The right remedy has already been suggested by hon. Members, and that is to have one Minister of Production. I have in and out of season asked for this. I asked for it as long ago as October or November, 1939. I have repeated that request from time to time, so that all these matters can be considered as a whole, whether they concern the Army, the Navy or the Air Force, or whether they concern the civilians— because their morale and their continuation on the best standards of living are as essential for victory as are the Army, the Navy and the Air Force themselves. All these things ought to be under one control, just as the Defence Ministers are under the control of the Prime Minister.

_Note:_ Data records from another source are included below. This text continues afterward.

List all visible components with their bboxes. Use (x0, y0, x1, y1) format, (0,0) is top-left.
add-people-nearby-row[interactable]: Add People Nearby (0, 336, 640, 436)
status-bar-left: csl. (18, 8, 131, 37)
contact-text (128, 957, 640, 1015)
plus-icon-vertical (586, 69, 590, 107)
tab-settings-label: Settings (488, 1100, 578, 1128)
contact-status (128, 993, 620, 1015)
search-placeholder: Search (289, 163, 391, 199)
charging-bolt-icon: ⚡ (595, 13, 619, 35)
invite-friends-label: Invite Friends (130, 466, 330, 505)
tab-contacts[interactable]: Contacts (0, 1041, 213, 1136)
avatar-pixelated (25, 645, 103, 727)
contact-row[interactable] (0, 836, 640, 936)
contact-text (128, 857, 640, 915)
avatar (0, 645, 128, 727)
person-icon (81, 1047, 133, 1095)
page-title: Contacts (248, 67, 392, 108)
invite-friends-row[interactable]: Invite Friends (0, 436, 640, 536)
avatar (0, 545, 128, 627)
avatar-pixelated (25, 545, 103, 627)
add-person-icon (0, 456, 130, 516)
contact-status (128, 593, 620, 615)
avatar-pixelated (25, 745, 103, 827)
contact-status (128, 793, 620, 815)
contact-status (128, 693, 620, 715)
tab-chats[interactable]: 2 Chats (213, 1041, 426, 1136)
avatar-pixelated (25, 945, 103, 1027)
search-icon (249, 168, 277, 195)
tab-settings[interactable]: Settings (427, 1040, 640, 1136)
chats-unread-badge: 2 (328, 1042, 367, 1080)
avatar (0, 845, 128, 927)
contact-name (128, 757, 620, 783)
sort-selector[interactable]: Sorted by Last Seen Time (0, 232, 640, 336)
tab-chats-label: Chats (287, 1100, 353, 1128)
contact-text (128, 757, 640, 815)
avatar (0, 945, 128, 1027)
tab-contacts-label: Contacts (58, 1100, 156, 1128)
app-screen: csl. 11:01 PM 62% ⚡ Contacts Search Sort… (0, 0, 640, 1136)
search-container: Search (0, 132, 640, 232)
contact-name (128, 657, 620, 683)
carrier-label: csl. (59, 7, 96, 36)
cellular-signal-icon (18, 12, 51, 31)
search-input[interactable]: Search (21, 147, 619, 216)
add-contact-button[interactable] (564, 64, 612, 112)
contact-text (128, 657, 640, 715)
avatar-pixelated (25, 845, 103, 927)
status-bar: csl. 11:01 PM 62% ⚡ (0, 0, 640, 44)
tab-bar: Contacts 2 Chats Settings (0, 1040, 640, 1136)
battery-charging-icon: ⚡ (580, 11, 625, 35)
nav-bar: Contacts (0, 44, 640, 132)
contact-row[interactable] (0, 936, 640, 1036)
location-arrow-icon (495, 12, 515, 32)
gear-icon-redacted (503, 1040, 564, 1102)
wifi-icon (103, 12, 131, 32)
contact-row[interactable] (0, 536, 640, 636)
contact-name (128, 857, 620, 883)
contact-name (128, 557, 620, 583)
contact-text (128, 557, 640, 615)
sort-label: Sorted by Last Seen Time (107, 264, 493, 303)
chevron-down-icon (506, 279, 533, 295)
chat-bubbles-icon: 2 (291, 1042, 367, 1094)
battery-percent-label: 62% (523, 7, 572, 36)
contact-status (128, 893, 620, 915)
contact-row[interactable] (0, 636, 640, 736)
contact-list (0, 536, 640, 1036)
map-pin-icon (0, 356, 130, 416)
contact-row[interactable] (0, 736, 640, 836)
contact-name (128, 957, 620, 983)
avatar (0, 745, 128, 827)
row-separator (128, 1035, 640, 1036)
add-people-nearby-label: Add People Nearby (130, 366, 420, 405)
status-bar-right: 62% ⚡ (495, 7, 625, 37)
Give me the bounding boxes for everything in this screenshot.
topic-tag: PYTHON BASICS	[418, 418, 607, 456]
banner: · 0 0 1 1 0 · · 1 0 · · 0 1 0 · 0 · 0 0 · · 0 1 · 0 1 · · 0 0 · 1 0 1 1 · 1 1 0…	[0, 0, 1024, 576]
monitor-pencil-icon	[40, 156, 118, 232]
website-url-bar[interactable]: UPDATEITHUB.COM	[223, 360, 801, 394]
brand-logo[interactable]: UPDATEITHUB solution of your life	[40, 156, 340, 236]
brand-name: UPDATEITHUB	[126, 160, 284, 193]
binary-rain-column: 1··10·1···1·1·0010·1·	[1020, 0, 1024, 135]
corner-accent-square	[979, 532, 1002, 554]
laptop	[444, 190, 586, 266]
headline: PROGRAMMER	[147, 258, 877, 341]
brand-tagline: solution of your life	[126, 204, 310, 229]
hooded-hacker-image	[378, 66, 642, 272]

In that way only shall we be able to do away with this disputing about position and priorities where one is pulling one way and another is pulling another, although undoubtedly every man has the desire to give the best account he can of his own Department, and we should "have one man at the head of all Departments taking a proper and fair view of them all. I do not think that there is anyone more capable to fulfil that position than the Noble Lord who is Minister of Supply. His driving force and energy will get all these other Departments and Ministers upon a level, and no one will have a privilege above another. Only in that way can we get the whole country mobilised as it still has to be mobilised. A real danger at the present moment is that the great fight and the wonderful success of Russia against the full might of Germany thrown against it may lead us to a sense of complacency. This is a moment above all others when we should give our very best. We are given an opportunity now which must not be missed. Every man, every bit of material, everything should be turned to that production which will ensure the victory which we all desire.